If the province, third country or international organization is not the subject of an adequacy decision, we will only transfer your Personal Data on condition that proper guarantees are put in place concerning the security of your Personal Data and the effective exercise of your rights, under the conditions of the legislation in force.

Finally, under no circumstances will your Personal Data be sold, rented, made available or distributed in any way whatsoever.

10) What legislation applies?

The Organization is responsible for protecting the personal information it holds within the meaning of section 3.1. SECTION I.1 of the Act respecting the protection of personal information in the private sector of Quebec.
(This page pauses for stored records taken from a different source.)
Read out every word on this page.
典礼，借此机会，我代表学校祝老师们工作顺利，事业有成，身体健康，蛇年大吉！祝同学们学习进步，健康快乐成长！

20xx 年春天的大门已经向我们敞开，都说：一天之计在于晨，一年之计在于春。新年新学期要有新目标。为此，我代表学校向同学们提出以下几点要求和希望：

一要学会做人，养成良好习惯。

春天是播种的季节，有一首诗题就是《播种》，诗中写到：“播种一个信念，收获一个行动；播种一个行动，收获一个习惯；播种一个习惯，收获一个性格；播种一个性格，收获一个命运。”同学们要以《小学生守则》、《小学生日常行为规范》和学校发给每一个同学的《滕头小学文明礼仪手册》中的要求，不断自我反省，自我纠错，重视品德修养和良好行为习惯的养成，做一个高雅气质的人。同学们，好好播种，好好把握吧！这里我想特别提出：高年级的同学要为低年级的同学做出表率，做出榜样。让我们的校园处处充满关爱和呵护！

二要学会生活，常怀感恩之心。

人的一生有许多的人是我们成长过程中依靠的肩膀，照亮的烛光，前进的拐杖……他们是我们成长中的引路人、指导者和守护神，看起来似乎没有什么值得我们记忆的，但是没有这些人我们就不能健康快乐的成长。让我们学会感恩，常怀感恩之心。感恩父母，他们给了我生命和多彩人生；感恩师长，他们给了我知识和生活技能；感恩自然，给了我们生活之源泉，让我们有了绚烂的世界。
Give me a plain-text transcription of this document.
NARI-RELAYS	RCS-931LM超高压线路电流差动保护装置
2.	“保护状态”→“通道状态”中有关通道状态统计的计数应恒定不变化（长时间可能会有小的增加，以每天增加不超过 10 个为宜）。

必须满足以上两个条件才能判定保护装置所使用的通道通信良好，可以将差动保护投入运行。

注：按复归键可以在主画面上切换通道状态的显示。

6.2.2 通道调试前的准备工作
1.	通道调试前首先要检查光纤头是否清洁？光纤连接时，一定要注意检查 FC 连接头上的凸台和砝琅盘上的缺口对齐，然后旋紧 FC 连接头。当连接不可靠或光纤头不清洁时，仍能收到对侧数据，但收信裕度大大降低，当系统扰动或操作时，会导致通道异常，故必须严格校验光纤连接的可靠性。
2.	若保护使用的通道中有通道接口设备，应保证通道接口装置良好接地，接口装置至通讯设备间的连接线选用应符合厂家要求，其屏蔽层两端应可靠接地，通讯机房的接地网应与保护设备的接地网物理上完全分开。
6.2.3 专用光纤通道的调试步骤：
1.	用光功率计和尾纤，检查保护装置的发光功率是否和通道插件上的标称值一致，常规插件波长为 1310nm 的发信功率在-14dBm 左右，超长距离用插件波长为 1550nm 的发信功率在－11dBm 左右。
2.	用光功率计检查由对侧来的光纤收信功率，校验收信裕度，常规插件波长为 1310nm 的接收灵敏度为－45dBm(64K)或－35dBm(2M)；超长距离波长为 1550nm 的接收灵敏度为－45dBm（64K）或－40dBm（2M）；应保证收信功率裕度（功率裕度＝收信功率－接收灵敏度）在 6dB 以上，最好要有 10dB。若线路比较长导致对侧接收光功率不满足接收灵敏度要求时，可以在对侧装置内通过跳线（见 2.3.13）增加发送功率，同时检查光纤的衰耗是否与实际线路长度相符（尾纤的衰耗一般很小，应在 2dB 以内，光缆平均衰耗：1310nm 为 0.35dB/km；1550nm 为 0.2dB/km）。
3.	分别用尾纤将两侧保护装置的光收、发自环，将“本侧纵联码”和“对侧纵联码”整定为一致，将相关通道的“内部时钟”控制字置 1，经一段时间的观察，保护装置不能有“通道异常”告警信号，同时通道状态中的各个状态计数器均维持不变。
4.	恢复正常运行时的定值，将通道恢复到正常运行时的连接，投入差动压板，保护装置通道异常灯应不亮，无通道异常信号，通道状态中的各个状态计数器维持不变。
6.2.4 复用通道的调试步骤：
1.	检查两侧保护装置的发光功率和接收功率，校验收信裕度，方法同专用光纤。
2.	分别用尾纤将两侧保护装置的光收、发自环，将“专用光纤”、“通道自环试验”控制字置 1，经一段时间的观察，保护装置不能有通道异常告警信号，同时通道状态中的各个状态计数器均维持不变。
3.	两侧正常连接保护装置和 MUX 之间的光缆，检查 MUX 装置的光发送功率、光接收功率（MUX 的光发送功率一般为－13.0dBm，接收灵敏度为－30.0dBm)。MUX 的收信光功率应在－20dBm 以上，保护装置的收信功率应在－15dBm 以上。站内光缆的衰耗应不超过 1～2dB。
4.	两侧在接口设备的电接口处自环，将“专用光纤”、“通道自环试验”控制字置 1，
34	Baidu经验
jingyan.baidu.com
We also take great care to ensure compliance with protective provisions relating to privacy and the processing of Personal Data. These include: Regulation (EU) 2016/679 of the European Parliament and of the Council of 27 April 2016 on the protection of natural persons with regard to the processing of Personal Data and on the free movement of such data, and repealing Directive 95/46/EC (General Data Protection Regulation) or General Data Protection Regulation (GDPR), which is applied in France under the Data Protection and Civil Liberties of January 6, 1978.

If you have any questions or complaints about security and Personal Data, you can contact the Organization’s Privacy Manager at the following e-mail address: or by mail at the abovementioned address.

Users located in Québec may also lodge a complaint with the Commission d’accès à l’information (CAI).

Users located in France may also lodge a complaint with the Commission Nationale de l’Informatique et des Libertés (CNIL).